学术文献库

Given a family of real probability measures $(μ_t)_{t\geq 0}$ increasing in convex order (a peacock) we describe a systematic method to create a martingale exactly fitting the marginals at any time. The key object for our approach is the obstructed shadow of a measure in a peacock, a generalization of the (obstructed) shadow introduced in \cite{BeJu16,NuStTa17}. As input data we take an increasing family of measures $(ν^α)_{α\in [0,1]}$ with $ν^α(\mathbb{R})=α$ that are submeasures of $μ_0$, called a parametrization of $μ_0$. Then, for any $α$ we define an evolution $(η^α_t)_{t\geq 0}$ of the measure $ν^α=η^α_0$ across our peacock by setting $η^α_t$ equal to the obstructed shadow of $ν^α$ in $(μ_s)_{s \in [0,t]}$. We identify conditions on the parametrization $(ν^α)_{α\in [0,1]}$ such that this construction leads to a unique martingale measure $π$, the shadow martingale, without any assumptions on the peacock.

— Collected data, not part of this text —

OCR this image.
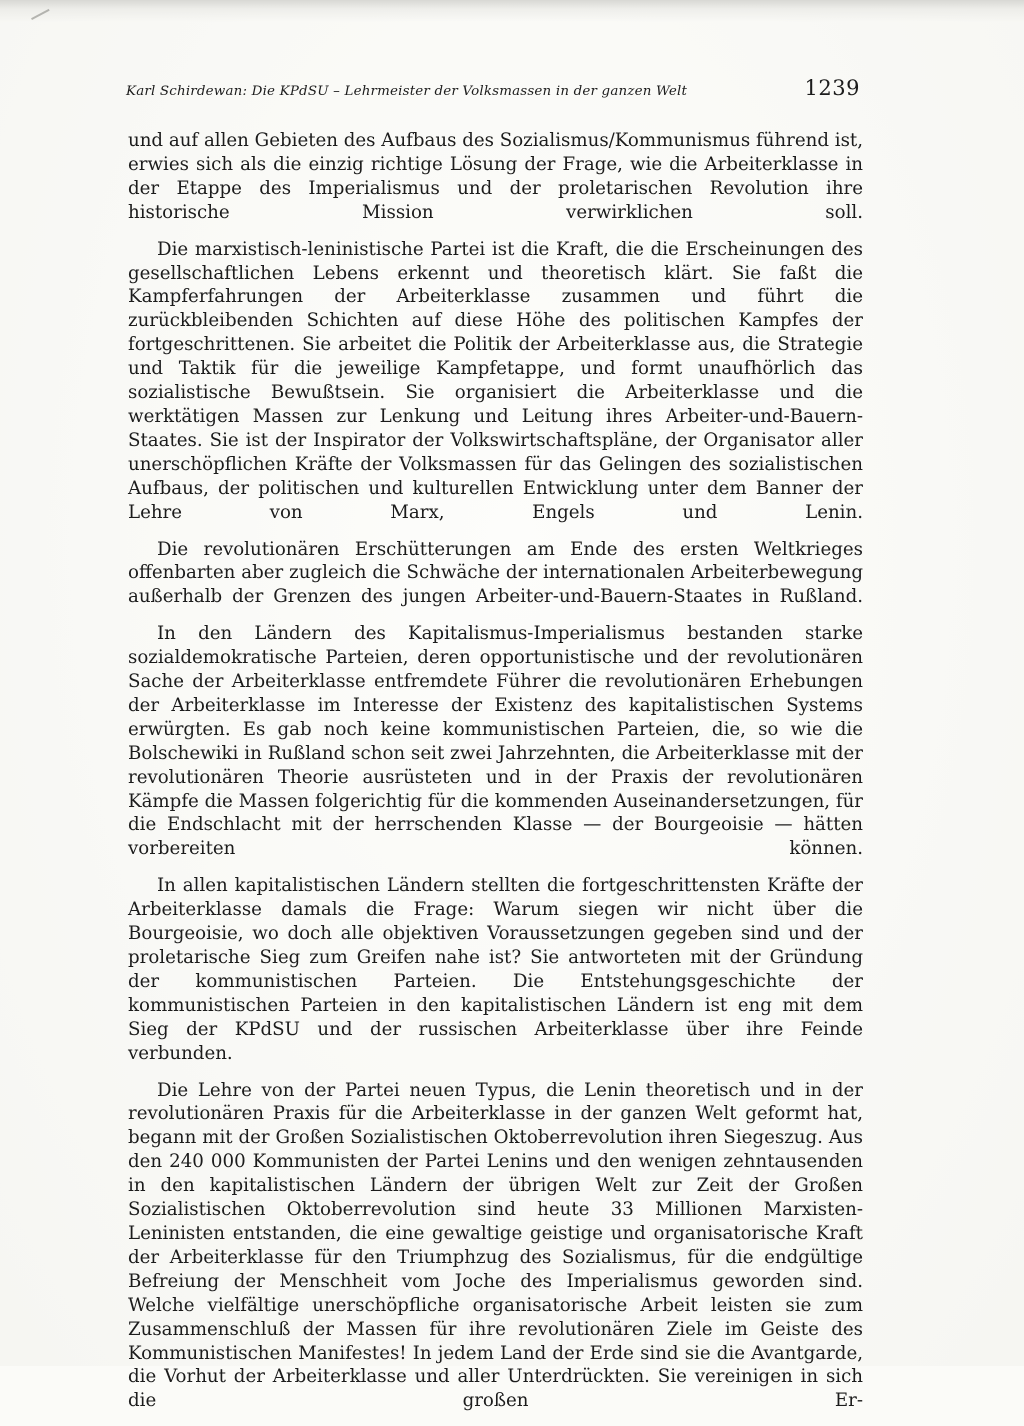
Karl Schirdewan: Die KPdSU – Lehrmeister der Volksmassen in der ganzen Welt	1239

und auf allen Gebieten des Aufbaus des Sozialismus/Kommunismus führend ist, erwies sich als die einzig richtige Lösung der Frage, wie die Arbeiterklasse in der Etappe des Imperialismus und der proletarischen Revolution ihre historische Mission verwirklichen soll.

Die marxistisch-leninistische Partei ist die Kraft, die die Erscheinungen des gesellschaftlichen Lebens erkennt und theoretisch klärt. Sie faßt die Kampferfahrungen der Arbeiterklasse zusammen und führt die zurückbleibenden Schichten auf diese Höhe des politischen Kampfes der fortgeschrittenen. Sie arbeitet die Politik der Arbeiterklasse aus, die Strategie und Taktik für die jeweilige Kampfetappe, und formt unaufhörlich das sozialistische Bewußtsein. Sie organisiert die Arbeiterklasse und die werktätigen Massen zur Lenkung und Leitung ihres Arbeiter-und-Bauern-Staates. Sie ist der Inspirator der Volkswirtschaftspläne, der Organisator aller unerschöpflichen Kräfte der Volksmassen für das Gelingen des sozialistischen Aufbaus, der politischen und kulturellen Entwicklung unter dem Banner der Lehre von Marx, Engels und Lenin.

Die revolutionären Erschütterungen am Ende des ersten Weltkrieges offenbarten aber zugleich die Schwäche der internationalen Arbeiterbewegung außerhalb der Grenzen des jungen Arbeiter-und-Bauern-Staates in Rußland.

In den Ländern des Kapitalismus-Imperialismus bestanden starke sozialdemokratische Parteien, deren opportunistische und der revolutionären Sache der Arbeiterklasse entfremdete Führer die revolutionären Erhebungen der Arbeiterklasse im Interesse der Existenz des kapitalistischen Systems erwürgten. Es gab noch keine kommunistischen Parteien, die, so wie die Bolschewiki in Rußland schon seit zwei Jahrzehnten, die Arbeiterklasse mit der revolutionären Theorie ausrüsteten und in der Praxis der revolutionären Kämpfe die Massen folgerichtig für die kommenden Auseinandersetzungen, für die Endschlacht mit der herrschenden Klasse — der Bourgeoisie — hätten vorbereiten können.

In allen kapitalistischen Ländern stellten die fortgeschrittensten Kräfte der Arbeiterklasse damals die Frage: Warum siegen wir nicht über die Bourgeoisie, wo doch alle objektiven Voraussetzungen gegeben sind und der proletarische Sieg zum Greifen nahe ist? Sie antworteten mit der Gründung der kommunistischen Parteien. Die Entstehungsgeschichte der kommunistischen Parteien in den kapitalistischen Ländern ist eng mit dem Sieg der KPdSU und der russischen Arbeiterklasse über ihre Feinde verbunden.

Die Lehre von der Partei neuen Typus, die Lenin theoretisch und in der revolutionären Praxis für die Arbeiterklasse in der ganzen Welt geformt hat, begann mit der Großen Sozialistischen Oktoberrevolution ihren Siegeszug. Aus den 240 000 Kommunisten der Partei Lenins und den wenigen zehntausenden in den kapitalistischen Ländern der übrigen Welt zur Zeit der Großen Sozialistischen Oktoberrevolution sind heute 33 Millionen Marxisten-Leninisten entstanden, die eine gewaltige geistige und organisatorische Kraft der Arbeiterklasse für den Triumphzug des Sozialismus, für die endgültige Befreiung der Menschheit vom Joche des Imperialismus geworden sind. Welche vielfältige unerschöpfliche organisatorische Arbeit leisten sie zum Zusammenschluß der Massen für ihre revolutionären Ziele im Geiste des Kommunistischen Manifestes! In jedem Land der Erde sind sie die Avantgarde, die Vorhut der Arbeiterklasse und aller Unterdrückten. Sie vereinigen in sich die großen Er-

In the case of the left-curtain parametrization $(ν_{\text{lc}}^α)_{α\in [0,1]}$ we identify the shadow martingale as the unique solution to a continuous-time version of the martingale optimal transport problem. Furthermore, our method enriches the knowledge on the Predictable Representation Property (PRP) since any shadow martingale comes with a canonical Choquet representation in extremal Markov martingales.